No Louisianans???
It is a very rare case when The Legal Genealogist speaks in a southern state and can’t reference direct ancestors.
If I’m in Virginia, North Carolina, South Carolina, Kentucky, Tennessee, Georgia, Alabama, Mississippi, Arkansas, Texas and even Oklahoma, I can talk about my direct lines.
But today, I’m in Baton Rouge, Louisiana, and guess what?
You didn’t see Louisiana on that list, did you?

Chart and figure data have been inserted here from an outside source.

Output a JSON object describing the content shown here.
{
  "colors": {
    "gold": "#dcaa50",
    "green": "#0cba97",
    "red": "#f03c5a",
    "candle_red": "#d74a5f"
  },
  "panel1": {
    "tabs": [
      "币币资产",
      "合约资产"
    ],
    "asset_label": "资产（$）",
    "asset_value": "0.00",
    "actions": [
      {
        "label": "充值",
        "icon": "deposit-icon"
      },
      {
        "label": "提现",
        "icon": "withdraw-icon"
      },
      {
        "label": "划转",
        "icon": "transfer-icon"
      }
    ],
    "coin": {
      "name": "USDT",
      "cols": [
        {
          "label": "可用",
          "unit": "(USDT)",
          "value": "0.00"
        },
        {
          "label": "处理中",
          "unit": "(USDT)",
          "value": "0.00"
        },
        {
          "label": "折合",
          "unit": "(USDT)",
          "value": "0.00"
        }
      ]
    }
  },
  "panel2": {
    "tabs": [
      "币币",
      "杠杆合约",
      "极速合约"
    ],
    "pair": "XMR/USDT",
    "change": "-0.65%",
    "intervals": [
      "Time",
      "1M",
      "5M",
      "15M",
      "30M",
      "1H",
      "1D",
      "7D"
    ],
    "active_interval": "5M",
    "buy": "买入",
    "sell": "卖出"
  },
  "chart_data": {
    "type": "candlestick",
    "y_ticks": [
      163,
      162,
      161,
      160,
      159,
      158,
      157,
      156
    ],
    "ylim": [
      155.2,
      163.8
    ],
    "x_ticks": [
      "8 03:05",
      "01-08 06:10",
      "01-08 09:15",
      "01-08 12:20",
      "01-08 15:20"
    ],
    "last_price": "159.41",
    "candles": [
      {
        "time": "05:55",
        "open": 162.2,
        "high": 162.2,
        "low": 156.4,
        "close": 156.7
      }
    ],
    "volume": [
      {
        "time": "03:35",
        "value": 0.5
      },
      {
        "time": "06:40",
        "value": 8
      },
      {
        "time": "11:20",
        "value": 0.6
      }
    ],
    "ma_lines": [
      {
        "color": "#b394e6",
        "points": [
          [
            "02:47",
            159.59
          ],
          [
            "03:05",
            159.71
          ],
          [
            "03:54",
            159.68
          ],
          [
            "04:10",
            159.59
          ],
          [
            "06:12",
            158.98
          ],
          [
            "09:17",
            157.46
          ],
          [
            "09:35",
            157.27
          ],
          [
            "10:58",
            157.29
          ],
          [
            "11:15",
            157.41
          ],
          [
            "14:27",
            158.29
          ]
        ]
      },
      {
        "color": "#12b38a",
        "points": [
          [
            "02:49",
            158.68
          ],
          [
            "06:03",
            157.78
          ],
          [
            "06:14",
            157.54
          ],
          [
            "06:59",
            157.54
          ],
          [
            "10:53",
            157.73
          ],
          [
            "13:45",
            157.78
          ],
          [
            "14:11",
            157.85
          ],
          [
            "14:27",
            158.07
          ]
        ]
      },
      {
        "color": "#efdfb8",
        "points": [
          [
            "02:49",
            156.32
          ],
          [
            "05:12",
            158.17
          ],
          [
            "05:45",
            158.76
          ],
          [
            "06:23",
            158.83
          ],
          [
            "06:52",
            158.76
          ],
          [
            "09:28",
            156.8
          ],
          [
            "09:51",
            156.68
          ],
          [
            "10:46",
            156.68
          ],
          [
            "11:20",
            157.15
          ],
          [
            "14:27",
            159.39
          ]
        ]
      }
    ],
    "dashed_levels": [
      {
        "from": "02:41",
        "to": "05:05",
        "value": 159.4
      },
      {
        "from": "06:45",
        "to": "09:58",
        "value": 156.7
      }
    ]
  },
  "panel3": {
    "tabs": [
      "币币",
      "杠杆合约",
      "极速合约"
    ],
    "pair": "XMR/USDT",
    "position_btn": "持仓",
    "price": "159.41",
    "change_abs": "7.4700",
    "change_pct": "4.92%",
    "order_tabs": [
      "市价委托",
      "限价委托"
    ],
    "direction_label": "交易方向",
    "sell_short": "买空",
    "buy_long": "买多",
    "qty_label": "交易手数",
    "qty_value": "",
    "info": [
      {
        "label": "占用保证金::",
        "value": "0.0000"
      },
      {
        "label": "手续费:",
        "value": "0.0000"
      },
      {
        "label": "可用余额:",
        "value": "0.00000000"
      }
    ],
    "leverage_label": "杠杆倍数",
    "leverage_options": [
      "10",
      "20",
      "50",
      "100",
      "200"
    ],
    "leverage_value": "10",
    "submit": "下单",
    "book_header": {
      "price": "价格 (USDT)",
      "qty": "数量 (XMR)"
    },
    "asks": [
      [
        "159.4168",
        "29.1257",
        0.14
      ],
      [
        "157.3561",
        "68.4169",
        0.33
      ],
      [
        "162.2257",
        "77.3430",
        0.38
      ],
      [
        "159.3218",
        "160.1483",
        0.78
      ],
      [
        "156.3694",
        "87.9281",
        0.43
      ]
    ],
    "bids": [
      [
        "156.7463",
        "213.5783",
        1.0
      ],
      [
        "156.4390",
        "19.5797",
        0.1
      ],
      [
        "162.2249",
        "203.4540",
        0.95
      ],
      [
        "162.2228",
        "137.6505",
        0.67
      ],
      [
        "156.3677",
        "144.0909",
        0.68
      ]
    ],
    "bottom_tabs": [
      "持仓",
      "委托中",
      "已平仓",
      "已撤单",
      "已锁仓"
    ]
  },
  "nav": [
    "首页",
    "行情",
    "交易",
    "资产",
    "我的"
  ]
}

How in the world did that happen? How did we manage not to even put down temporary roots in this gorgeous location?
I have no idea.
Now that isn’t to say nobody in my family ever settled here. I have first and second cousins here in Louisiana — Cottrell first cousins (hi, Stacy! Hi, Mickal!) and Haag second cousins. And if we’re right about my third great grandmother Wilmoth being a Killen, then her brother Benjamin Franklin Killen and his descendants were (and probably are still) in Louisiana.
But as for direct lines, all I can say is… who dat? There may be some in my brick walled lines, but…
And that’s a shame, since it would give me more incentive to learn Louisiana law which, in case you’ve never encountered it, is very different from what most of us are used to! Louisiana follows the civil law (based on the Roman code) rather than the British common law system.
So if there are Louisianans hiding in my tree somewhere, and if there are cousins out there with something to share, come on out from hiding, will ya?
It’s no fun JUST asking who dat…!
Any Wilmoths in West Virginia?
As a kid, we lived all over Texas, my Dad being a carpenter, we followed the business boom. Bout 1952 things got slow, Dad heard about some jobs in Arkansas but they disappeared just as we arrived I guess. Then Dad found out things were booming in Bossier City Louisiana and they were. Lived there until I went in service and yes, the laws are a lot different and counties just disappear, we are in the land of the French, now we are living in a “Parish”. Instead of a good ol southern Baptist church on every corner, its catholic churches. Next door neighbors speak an unknown language called “Cajun”. Yes, it was like another country but Dad made a good living and we did well.